In many ways, except for the enduring popularity of The Lady Eve, Sturges has faded from view in film history. Certainly he has not enjoyed the constant attention and adulation of a Hitchcock, Hawks, or Ford, thus necessitating this ReFocus volume. Even many film scholars have seen only a few of his films. Some titles are hard to find, or available only in poor, unrestored versions.
Yet if one is sensitive to Sturges's themes, tone, and style, in actuality, he lurks everywhere in contemporary films. The reason we must bring him back into focus is that, in many ways, modern filmmakers should be counted as Sturges's (multiple) offspring.
THE COEN BROTHERS
Positif: Viewing Raising Arizona makes you think a bit about Preston Sturges.

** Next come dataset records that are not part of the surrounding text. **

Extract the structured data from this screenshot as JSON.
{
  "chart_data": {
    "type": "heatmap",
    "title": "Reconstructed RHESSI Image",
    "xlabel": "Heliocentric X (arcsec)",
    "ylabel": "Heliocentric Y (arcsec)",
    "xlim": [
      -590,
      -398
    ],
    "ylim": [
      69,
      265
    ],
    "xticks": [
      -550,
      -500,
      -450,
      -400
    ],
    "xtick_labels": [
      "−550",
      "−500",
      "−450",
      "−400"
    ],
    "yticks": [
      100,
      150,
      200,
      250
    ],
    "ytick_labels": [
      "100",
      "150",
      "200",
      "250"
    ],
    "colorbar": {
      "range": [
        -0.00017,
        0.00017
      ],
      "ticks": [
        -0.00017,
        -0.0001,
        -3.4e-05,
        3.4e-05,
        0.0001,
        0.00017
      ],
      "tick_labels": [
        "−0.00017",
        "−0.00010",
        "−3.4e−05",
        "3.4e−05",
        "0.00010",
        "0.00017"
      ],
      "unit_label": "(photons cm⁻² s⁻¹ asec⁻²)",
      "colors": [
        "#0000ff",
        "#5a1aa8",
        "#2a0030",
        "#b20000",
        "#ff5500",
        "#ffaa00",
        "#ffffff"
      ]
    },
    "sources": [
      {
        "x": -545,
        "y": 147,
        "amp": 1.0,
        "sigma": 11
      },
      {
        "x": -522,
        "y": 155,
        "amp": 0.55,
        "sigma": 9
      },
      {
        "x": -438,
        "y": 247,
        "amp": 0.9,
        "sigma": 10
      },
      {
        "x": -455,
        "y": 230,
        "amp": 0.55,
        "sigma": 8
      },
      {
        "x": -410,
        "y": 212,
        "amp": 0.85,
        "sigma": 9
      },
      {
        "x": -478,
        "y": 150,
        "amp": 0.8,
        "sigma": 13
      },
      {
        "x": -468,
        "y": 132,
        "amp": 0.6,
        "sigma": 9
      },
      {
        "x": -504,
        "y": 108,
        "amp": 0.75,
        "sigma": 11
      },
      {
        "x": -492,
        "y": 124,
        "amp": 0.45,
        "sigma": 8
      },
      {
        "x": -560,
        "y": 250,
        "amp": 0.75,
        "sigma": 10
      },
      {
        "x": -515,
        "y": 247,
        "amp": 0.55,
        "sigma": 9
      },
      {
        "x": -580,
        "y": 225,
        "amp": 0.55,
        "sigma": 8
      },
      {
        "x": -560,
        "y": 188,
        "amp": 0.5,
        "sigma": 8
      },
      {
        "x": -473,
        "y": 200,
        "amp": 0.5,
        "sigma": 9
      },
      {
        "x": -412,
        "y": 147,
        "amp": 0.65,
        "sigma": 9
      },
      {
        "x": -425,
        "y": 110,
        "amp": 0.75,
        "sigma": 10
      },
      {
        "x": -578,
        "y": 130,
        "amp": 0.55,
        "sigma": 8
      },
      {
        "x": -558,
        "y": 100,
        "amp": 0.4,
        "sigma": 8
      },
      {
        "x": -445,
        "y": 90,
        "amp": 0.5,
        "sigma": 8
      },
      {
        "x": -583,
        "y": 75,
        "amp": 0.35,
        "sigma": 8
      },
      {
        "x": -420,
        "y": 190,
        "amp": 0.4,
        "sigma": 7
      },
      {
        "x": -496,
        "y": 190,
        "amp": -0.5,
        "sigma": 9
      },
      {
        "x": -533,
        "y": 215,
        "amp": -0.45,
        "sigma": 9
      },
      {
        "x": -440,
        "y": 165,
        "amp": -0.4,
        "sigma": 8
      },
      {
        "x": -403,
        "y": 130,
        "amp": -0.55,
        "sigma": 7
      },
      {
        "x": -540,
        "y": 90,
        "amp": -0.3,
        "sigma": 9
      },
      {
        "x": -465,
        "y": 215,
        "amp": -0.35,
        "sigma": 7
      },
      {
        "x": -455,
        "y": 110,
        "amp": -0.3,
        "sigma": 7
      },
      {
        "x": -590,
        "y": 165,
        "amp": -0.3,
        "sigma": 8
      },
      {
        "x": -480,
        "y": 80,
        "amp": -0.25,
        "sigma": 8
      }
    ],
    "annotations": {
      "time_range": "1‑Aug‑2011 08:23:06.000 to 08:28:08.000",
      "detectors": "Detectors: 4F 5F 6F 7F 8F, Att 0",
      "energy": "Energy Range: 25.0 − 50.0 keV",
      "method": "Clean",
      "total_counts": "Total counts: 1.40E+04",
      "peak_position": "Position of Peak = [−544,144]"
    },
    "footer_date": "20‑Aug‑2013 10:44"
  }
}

Ethan Coen: We are crazy about his films. We love The Palm Beach Story.
Playboy: Several of your films incorporate elements of screwball comedies. What's your favorite of that genre?
Joel: The Miracle of Morgan's Creek, although I'm not sure that it's technically a screwball comedy …
Ethan: I like all of Preston Sturges's comedies.
Though it adds a clever touch, film history aficionados didn't really need the title, O Brother, Where Art Thou?, to see Preston Sturges hiding behind the Coen Brothers’ 2000 movie, grinning. In that film alone, we have a picaresque narrative (like Sullivan's Travels); government corruption (The Great McGinty, Hail the Conquering Hero); a stock company of strange male figures speaking odd dialects (John Goodman, John Turturro, Charles Durning); and equally capricious character names, such as “Pete Hogwallop,” “Vernon T. Waldrip” and “Ulysses Everett McGill.” For Everett to turn out to be the father of seven daughters just does the sextuplets of The Miracle of Morgan's Creek (1944) one better.
For that matter, critics perceive Sturges's influence even earlier in the Coen canon, in Raising Arizona (1987), which throws together physical slapstick, verbal ingenuity, larceny, and … actual quintuplets. The Hudsucker Proxy (1994)—which adds Hawks and Capra to the masala, specifically in the hard-boiled female reporter character—also explicitly refers back to Sturges.